Reading Time: 23 minutes

Distributed tracing has the potential to shift the paradigm within monitoring and observability. So why does it continue to lack mainstream adoption? 

Despite holding the number two spot in the Cloud Native Computing Foundation’s portfolio  –  right behind Kubernetes, a technology that’s barreling towards omnipresence across the IT industry – businesses attempting to integrate distributed tracing into their core observability strategy are few and far between.

This wasn’t always the case. When the project gained traction circa 2017, there was an enormous amount of buzz . So what happened?

In short, distributed tracing is a technology with certain barriers to entry ,  and these barriers make adoption prohibitive for complex micro-architectures. This reality somewhat derailed the project’s transition from hyped concept to mainstream adoption. 

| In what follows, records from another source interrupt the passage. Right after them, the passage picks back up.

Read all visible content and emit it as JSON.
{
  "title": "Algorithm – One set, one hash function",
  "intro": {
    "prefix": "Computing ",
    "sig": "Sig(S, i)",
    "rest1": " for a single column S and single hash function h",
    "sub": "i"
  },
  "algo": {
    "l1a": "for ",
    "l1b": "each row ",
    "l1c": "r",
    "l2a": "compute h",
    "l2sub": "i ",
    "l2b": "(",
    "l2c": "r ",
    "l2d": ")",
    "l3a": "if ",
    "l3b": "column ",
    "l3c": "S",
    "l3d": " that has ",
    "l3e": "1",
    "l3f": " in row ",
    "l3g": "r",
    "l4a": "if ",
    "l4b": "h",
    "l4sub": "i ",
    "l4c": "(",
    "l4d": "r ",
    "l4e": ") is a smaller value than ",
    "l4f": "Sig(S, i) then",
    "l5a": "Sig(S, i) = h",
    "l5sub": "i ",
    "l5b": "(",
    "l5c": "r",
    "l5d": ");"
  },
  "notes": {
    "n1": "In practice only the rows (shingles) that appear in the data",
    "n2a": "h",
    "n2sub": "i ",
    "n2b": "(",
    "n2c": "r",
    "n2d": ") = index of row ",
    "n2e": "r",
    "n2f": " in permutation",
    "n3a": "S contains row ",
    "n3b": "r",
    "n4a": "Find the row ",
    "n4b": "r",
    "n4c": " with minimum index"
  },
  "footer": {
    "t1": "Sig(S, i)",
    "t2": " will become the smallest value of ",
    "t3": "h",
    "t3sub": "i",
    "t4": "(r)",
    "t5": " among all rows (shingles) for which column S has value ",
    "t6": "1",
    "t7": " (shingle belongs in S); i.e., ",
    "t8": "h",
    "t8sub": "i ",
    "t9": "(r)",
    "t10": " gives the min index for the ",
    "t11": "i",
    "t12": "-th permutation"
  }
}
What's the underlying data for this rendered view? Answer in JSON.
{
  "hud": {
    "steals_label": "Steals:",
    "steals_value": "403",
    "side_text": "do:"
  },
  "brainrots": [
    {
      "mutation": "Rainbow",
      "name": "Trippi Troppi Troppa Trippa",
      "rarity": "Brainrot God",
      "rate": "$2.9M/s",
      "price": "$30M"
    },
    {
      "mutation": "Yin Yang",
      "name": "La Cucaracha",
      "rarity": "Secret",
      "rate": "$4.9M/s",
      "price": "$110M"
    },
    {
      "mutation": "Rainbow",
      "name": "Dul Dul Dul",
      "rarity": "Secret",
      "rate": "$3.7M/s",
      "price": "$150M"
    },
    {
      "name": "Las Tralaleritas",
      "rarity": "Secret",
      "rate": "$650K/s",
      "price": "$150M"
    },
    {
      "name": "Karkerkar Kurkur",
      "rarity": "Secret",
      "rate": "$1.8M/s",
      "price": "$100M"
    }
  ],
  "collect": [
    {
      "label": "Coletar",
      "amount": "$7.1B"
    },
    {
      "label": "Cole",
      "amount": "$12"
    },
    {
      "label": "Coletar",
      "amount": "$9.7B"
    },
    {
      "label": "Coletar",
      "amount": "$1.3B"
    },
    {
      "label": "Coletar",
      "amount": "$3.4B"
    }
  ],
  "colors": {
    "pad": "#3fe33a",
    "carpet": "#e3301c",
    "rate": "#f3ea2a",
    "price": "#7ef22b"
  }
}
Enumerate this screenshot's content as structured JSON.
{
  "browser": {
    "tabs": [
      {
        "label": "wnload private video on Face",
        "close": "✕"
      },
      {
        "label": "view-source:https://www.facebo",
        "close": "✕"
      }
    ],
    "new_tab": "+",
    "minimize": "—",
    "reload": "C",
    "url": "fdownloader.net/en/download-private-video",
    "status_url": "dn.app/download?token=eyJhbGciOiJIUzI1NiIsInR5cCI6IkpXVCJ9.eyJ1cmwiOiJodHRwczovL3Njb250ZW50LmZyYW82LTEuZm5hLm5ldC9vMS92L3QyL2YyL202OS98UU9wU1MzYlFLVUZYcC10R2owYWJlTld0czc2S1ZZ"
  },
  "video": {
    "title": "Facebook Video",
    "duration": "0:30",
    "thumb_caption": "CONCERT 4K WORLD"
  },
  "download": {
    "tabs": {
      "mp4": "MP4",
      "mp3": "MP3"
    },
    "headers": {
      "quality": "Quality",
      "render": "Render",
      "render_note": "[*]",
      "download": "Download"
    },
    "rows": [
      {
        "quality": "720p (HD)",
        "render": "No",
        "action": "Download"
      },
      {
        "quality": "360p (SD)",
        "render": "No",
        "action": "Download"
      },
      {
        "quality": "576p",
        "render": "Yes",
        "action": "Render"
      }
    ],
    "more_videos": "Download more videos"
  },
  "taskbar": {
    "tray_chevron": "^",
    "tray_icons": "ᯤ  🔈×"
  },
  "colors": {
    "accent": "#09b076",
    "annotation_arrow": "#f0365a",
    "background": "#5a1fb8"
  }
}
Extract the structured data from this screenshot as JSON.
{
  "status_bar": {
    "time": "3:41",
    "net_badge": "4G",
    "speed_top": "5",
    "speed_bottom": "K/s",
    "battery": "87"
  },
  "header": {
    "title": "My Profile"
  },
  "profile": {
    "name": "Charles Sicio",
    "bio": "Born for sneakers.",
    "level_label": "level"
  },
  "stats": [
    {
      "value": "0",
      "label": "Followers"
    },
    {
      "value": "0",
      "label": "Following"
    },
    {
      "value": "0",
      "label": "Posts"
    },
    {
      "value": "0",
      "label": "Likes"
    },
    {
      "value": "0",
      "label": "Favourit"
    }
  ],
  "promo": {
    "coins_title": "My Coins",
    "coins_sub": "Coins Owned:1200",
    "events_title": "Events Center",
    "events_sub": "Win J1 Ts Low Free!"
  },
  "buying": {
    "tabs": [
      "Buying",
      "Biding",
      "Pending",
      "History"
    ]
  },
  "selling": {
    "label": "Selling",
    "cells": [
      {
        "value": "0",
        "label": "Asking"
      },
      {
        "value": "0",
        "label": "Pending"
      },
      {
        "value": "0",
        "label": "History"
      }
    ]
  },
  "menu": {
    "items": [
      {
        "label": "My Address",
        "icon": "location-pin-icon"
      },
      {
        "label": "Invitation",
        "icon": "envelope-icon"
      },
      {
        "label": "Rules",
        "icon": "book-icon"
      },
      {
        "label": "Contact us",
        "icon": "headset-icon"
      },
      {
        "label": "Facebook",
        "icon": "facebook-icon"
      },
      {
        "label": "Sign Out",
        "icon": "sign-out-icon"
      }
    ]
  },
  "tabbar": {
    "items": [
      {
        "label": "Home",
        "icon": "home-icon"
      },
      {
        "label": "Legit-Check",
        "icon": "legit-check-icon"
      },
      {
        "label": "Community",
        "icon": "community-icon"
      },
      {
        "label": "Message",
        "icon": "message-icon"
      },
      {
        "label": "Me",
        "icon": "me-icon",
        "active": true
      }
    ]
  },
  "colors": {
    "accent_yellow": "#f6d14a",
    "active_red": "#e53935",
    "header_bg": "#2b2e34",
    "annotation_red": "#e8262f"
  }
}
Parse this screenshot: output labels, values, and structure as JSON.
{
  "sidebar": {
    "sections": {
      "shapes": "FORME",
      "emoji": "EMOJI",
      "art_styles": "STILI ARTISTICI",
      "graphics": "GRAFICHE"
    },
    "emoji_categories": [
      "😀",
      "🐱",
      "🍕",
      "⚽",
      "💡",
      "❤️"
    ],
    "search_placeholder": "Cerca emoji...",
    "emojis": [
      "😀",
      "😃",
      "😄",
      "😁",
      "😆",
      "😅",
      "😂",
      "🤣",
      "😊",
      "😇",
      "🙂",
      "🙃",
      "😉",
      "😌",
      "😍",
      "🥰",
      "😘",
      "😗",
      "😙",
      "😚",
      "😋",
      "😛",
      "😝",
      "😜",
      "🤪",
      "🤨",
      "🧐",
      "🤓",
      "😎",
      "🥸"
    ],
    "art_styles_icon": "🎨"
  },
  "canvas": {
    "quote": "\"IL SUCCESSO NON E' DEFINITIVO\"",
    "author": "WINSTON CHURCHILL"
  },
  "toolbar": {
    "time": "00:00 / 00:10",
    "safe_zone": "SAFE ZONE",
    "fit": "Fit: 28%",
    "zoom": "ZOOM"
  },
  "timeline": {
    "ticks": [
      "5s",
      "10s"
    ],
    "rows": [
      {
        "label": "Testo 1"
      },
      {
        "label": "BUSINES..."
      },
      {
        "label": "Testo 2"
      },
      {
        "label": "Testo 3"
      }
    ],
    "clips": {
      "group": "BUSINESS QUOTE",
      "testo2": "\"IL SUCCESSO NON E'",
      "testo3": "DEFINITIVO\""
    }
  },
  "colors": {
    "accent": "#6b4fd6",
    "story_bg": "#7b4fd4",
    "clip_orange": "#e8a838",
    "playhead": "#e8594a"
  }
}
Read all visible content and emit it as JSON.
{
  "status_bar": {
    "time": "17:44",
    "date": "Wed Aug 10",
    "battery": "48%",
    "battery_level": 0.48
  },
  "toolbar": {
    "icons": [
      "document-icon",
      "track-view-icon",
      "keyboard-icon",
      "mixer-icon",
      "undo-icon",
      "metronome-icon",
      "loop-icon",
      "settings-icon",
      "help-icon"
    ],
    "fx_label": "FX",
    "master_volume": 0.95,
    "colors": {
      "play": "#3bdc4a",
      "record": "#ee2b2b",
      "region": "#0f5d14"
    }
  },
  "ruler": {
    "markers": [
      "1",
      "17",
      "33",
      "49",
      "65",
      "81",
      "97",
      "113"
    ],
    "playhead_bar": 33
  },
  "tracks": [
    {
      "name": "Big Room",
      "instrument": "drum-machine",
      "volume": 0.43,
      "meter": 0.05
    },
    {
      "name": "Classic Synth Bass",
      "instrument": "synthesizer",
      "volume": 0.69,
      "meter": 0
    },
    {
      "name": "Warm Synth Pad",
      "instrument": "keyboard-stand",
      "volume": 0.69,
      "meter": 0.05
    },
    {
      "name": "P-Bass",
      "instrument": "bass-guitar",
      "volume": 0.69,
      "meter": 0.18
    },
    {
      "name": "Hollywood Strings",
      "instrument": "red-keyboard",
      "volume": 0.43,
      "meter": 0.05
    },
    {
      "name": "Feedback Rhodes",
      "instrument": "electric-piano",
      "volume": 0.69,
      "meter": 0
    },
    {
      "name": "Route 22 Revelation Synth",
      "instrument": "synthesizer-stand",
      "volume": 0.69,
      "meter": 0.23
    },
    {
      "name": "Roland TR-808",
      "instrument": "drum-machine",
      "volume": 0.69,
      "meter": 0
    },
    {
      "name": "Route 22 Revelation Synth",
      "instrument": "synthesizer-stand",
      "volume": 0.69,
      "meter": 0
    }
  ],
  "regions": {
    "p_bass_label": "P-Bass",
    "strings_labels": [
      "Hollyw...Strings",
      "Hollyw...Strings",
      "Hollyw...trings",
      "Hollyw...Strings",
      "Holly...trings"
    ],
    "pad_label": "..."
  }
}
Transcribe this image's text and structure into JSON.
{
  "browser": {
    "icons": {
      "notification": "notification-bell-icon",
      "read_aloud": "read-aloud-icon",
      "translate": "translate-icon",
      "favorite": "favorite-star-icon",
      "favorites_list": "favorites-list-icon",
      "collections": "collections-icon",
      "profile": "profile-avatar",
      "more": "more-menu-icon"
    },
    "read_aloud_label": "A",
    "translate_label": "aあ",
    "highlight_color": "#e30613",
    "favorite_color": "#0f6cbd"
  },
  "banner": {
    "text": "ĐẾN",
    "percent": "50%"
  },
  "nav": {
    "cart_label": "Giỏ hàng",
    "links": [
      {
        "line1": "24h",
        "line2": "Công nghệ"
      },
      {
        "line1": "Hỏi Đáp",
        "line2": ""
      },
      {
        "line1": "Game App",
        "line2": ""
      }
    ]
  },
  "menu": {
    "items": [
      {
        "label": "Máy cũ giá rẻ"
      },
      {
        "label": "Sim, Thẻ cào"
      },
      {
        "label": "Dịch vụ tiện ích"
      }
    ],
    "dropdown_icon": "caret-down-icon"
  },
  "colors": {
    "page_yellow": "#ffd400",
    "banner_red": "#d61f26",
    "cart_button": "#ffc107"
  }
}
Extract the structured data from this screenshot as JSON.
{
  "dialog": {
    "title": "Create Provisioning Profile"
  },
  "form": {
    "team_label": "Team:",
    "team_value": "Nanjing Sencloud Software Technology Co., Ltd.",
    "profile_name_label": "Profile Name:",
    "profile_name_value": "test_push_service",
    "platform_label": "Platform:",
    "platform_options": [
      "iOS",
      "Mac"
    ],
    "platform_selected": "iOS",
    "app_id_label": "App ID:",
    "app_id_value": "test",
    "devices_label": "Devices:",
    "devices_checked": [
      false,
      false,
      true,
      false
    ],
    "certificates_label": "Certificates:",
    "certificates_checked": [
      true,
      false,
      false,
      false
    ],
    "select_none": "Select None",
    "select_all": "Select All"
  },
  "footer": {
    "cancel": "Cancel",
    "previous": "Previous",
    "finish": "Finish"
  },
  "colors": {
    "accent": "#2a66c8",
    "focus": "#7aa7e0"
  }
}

The tide is once again turning, though, thanks in large part to a broader paradigm shift affecting the global technology industry :  the advent of AI. Every aspect of IT is being revolutionized and monitoring is no exception. 

Before getting into exactly how AI is poised to impact the realm of observability, we’d like to set the foundations for this topic by defining what distributed tracing actually is, why it’s important, and what problem it intends to solve.

What is distributed tracing?

Distributed tracing is best illustrated via a plumbing analogy. 

Think of your technology stack as a pipe network, with the ingress of data representing water as it flows around the system. Now imagine your e-commerce system stops working, the equivalent of a pipe rupturing. The metrics swing red and errors pour out of the logs. 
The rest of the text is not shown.